Un membre du Comité a demandé à Mme Ize-Charrin si elle disposait d'éléments d'information concernant le soutien politique des États et des entités de la société civile à la réforme proposée. Quel sera le fondement de la décision des États, a-t-il demandé ? Vont-il voir dans cet organe unifié une instance plus efficace et plus contraignante, comparable à une juridiction internationale ? Ou alors, vont-il appuyer la réforme en considérant qu'il pourrait en résulter une allègement de leurs obligations ?

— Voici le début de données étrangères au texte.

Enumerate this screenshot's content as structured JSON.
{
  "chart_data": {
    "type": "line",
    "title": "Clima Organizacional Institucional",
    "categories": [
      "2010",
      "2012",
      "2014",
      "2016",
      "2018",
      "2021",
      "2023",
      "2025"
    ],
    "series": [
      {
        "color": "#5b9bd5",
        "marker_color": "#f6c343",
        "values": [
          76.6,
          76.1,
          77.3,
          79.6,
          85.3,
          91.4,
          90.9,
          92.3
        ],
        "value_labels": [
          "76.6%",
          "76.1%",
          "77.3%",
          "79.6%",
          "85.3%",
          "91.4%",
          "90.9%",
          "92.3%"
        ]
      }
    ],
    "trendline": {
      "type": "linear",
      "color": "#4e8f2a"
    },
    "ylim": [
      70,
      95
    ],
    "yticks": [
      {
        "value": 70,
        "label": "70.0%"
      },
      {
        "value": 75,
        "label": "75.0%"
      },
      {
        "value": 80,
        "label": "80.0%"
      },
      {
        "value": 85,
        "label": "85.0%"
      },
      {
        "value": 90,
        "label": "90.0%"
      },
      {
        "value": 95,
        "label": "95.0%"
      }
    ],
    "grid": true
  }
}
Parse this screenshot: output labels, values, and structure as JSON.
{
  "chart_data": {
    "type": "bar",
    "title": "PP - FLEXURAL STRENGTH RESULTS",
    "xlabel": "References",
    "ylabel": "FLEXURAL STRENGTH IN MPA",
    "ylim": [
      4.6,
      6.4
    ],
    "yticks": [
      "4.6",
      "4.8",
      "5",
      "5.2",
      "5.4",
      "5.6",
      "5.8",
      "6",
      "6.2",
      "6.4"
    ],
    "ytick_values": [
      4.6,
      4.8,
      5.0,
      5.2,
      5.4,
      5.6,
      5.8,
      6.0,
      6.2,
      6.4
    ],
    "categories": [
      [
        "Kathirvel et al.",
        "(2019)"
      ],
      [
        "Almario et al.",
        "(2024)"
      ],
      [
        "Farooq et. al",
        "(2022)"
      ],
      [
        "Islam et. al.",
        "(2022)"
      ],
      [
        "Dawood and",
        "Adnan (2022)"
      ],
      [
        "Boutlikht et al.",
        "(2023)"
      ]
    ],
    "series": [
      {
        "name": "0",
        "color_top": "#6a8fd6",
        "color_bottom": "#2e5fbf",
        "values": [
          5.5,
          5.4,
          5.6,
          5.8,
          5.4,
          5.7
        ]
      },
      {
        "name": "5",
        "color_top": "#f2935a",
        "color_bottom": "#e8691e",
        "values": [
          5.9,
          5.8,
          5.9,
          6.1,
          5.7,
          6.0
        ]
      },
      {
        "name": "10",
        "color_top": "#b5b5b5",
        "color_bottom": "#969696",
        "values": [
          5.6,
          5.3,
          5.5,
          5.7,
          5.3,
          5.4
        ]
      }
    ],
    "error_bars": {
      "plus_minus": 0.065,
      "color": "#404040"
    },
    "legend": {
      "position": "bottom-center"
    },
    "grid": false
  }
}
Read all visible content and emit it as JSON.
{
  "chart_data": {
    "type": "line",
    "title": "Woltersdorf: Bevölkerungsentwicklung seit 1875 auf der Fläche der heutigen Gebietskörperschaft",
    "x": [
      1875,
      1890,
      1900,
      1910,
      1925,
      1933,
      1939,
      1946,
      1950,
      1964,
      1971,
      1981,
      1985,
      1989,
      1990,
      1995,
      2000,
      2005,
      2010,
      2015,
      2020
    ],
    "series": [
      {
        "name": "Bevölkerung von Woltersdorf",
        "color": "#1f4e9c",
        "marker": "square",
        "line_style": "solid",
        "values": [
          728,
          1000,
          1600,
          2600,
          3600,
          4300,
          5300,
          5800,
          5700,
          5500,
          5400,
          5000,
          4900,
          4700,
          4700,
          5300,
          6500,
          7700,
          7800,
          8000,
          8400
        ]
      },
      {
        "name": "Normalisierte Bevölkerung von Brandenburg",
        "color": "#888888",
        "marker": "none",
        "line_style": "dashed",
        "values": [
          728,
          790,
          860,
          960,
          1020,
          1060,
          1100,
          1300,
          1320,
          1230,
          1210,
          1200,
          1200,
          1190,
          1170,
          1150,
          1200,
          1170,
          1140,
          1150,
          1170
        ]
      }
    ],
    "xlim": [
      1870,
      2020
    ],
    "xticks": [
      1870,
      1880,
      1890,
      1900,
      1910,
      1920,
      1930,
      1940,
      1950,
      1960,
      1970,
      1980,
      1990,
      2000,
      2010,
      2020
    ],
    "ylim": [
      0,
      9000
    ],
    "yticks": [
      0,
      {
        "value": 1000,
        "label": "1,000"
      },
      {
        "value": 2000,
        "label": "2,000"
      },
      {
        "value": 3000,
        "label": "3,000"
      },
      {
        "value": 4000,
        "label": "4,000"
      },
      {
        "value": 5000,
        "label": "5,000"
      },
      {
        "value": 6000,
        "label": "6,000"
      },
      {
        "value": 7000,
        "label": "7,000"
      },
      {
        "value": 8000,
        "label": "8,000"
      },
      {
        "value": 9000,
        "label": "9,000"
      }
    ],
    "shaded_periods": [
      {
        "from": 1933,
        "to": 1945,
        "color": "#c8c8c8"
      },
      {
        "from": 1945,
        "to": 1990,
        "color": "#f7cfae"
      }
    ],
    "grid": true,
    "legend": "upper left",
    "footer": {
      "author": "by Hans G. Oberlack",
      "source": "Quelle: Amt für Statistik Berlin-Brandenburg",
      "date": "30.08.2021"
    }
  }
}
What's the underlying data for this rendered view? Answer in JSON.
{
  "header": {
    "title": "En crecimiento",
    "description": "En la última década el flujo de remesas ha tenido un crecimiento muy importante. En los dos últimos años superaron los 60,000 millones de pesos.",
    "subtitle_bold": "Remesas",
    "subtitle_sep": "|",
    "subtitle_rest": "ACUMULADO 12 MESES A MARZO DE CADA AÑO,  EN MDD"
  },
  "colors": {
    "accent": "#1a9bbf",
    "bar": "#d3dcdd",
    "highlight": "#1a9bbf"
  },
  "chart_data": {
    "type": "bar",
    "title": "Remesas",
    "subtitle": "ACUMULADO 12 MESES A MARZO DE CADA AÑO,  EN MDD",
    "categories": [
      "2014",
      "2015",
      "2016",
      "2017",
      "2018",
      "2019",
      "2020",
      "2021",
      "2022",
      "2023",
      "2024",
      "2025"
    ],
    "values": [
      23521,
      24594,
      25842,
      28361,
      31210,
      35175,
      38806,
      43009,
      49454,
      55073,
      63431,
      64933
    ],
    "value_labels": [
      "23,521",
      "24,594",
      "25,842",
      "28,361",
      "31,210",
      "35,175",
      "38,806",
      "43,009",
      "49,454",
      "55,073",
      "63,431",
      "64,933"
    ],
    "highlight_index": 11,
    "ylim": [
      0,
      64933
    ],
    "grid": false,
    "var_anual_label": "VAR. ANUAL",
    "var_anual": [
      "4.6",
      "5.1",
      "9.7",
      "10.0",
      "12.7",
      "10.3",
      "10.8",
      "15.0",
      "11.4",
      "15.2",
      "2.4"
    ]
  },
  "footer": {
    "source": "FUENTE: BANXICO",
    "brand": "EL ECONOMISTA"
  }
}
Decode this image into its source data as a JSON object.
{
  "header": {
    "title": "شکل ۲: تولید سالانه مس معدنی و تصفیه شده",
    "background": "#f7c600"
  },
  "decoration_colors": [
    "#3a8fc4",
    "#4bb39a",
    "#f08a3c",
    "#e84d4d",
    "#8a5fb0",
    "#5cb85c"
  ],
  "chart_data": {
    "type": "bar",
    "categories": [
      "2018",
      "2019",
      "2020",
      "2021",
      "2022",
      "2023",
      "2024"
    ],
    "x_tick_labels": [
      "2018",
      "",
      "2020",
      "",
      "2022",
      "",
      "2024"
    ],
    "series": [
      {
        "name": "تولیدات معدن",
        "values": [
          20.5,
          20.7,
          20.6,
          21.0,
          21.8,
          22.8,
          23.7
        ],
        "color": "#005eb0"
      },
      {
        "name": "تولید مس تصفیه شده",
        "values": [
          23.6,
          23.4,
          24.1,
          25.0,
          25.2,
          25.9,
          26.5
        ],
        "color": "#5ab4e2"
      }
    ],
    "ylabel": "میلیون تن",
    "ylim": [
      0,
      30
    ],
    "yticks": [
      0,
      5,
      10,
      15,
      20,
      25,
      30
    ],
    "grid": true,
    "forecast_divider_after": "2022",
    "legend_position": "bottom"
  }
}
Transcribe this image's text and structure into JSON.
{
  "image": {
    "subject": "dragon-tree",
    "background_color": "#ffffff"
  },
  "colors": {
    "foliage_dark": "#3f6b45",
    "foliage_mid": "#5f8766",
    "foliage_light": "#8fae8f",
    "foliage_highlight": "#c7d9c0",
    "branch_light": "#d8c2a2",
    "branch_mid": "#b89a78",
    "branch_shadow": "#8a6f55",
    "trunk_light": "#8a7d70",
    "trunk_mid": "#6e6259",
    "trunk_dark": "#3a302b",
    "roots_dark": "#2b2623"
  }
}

Un autre membre du Comité, relevant que Mme Ize-Charrin avait précisé que, dans la réflexion sur la création d'une instance unifiée, il était tenu compte des expériences régionales, a rappelé qu'à bien des égards le modèle européen mettait en œuvre une approche sectorielle des droits de l'homme et non une approche unifiée. L'expert a ajouté qu'il en allait ainsi également dans le système inter-américain, dans une moindre mesure toutefois. Par ailleurs, a demandé l'expert, le Haut Commissariat pense-t-il qu'un instrument conventionnel est indispensable à la réforme telle qu'elle est envisagée à l'heure actuelle ?

Un autre membre du Comité s'est pour sa part demandé, dans le cas où un protocole serait nécessaire à l'institution d'un organe unifié, quelles mesures seraient prises pour assurer le fonctionnement du système pendant une période de transition qui pourrait durer des années.

Un autre expert a pour sa part estimé qu'il serait peut être opportun d'envisager une réforme progressive.

Une experte a déclaré que Mme Ize-Charrin avait apaisé certaines de ses craintes en affirmant que la réforme envisagée ne se ferait pas dans la précipitation et que les membres des différents comités seraient pleinement associés au processus de consultation. L'experte a insisté sur la nécessité de préserver les acquis importants de chaque comité. Elle a émis des doutes quant à l'utilité de fusionner les différents comités en une seule instance. Une «compression» des différents instruments serait pénalisante pour les droits de l'homme, a-t-elle estimé. En Afrique, a-t-elle précisé, nous avons commencé par la mise en place d'un système unique de protection des droits de l'homme et nous en venons aujourd'hui à une approche sectorielle des droits humains. Quand la tendance est à la mise en œuvre d'approches sectorielles pourquoi les Nations Unies s'engageraient-elles dans un processus inverse ?

Un membre du Comité a mis en garde contre toute velléité en matière de réforme. On ne doit pas «faire une réforme pour faire une réforme» et l'on doit se garder de toute illusion en la matière. La question qui nous est posée est celle de l'obtention d'un engagement plus ferme des États en matière de droits de l'homme. Comment obtenir un engagement plus ferme des États à la cause des droits de l'homme ? Dans ce contexte, il convient d'envisager plusieurs options possibles et de ne pas en retenir une seule.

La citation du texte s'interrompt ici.